Severed
1916, la campagne américaine profonde. Jack l’orphelin décide de fausser compagnie à sa mère adoptive pour tenter de retrouver son père, violoniste à succès à Chicago. Lui-même joue du violon, ce qui lui permettra d’empocher quelques sous lors de son errance. Mais de trains de marchandises en hôtels miteux, de halls de gare en impasses glauques, le danger est partout. Et quand il prend la forme d’un gentil monsieur qui se révèle être un tortionnaire cannibale, le voyage devient le pire des cauchemars.

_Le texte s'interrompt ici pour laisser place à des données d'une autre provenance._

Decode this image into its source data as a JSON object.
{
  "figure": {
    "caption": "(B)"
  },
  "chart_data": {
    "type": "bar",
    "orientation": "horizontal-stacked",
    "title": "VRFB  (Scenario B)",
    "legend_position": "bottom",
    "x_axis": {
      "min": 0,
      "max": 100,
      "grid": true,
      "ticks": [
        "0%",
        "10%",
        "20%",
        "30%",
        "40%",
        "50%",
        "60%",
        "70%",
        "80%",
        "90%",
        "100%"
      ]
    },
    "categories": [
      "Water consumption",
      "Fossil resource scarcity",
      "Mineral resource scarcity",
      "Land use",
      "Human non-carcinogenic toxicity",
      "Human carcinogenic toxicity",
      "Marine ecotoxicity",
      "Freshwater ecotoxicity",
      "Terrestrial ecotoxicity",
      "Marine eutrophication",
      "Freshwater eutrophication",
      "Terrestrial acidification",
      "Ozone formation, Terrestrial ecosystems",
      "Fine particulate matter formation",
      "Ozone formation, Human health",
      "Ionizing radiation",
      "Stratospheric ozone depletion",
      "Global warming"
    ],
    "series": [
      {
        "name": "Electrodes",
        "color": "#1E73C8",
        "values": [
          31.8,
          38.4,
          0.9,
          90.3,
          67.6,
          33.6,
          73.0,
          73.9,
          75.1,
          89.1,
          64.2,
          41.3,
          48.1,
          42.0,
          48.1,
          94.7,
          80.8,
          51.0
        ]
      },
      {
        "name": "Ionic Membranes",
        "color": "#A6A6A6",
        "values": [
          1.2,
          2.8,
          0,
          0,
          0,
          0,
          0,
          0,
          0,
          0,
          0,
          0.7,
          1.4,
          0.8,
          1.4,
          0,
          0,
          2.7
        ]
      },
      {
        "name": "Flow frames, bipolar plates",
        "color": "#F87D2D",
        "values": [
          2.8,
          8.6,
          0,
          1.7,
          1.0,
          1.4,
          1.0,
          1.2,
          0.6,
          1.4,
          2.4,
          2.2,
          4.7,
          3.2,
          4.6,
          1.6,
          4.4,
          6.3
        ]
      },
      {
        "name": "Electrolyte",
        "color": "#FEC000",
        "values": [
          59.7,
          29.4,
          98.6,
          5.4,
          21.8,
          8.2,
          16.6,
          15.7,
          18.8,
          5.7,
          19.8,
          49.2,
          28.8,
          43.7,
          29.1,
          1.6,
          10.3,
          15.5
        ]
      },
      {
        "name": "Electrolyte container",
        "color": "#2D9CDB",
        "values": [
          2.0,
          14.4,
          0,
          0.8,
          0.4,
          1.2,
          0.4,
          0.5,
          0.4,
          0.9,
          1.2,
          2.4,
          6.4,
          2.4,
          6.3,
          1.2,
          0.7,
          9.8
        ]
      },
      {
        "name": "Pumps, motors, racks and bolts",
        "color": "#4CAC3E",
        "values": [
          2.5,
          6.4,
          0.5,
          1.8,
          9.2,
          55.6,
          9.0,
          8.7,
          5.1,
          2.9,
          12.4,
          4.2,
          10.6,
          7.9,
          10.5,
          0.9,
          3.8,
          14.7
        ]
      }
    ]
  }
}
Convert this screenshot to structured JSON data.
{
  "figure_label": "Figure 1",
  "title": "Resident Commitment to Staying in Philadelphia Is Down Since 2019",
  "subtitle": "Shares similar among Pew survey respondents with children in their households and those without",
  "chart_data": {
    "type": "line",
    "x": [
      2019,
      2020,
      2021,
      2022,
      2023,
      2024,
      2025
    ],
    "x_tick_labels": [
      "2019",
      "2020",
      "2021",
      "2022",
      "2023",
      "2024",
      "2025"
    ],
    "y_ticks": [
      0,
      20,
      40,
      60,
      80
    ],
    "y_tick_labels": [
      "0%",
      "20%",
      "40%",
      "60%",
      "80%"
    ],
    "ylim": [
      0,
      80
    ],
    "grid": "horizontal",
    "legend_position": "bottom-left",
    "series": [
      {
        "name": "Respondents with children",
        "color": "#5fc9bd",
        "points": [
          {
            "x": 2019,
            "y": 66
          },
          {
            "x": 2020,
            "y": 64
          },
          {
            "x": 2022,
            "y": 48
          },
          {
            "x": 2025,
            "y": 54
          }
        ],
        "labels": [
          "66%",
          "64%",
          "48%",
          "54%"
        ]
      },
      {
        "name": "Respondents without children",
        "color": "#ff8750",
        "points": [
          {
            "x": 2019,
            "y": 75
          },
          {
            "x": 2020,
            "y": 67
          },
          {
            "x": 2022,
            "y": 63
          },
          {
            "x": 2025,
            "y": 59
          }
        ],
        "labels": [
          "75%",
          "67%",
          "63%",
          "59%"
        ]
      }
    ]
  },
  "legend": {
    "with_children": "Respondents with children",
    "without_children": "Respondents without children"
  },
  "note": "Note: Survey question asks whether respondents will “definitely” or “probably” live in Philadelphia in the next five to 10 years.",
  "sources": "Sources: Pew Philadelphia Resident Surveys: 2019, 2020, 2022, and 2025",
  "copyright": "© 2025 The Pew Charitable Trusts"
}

Voilà certainement une des bandes dessinées d’horreur les plus réussies de ces dernières années. Au scénario, Scott Snyder (American Vampire, Batman – La Cour des hiboux, Swamp Thing) et Scott Tuft (plutôt scénariste télé) revisitent le mythe de l’ogre, ainsi que l’imagerie américaine de « la route ». On est ainsi plongé dans une vision du Nouveau Monde pré-crise de 1929, très typique, avec ses villes industrielles en pleine expansion, sa campagne interminable, ses déshérités en pagaille et sa philosophie du « tout est possible ». Dans ce décor familier, les deux auteurs mettent en scène deux personnages forts, un garçon plein d’espoir et d’enthousiasme, mais pas angélique; et un homme mûr à l’apparence paternelle, qui est en réalité une véritable incarnation du Mal. Le suspense ne réside pas dans l’identité du méchant – on la connaît dès le début et on sait de quoi il est capable. Non, l’effroi est dans la confrontation entre les deux protagonistes, le piège ne se refermant que petit à petit sur un jeune Jack qui ne se doute de rien… Moments de tension intense alternent avec belles séquences pleines d’humanité – voire de tendresse avec la figure de Sam, gamine des rues déguisée en garçon –, jusqu’à l’explosion gore finale d’une rare puissance. Véritables alchimistes du suspense et de l’émotion forte, Snyder et Tuft font de chaque page un instant de terreur, insufflent un rythme parfait entre l’attente et le sursaut. Et leur travail est magnifié par le dessin léché et expressionniste d’Attila Futaki (Spiral, Percy Jackson..), qui joue des grandes cases comme un maître illustrateur, et des découpages acérés avec la précision d’un chirurgien. Les amateurs de récits horrifiques trouveront donc dans Severed de quoi les rassasier pendant un bon moment, et avec l’épilogue (jouissif) des raisons de ne pas fermer l’oeil de la nuit.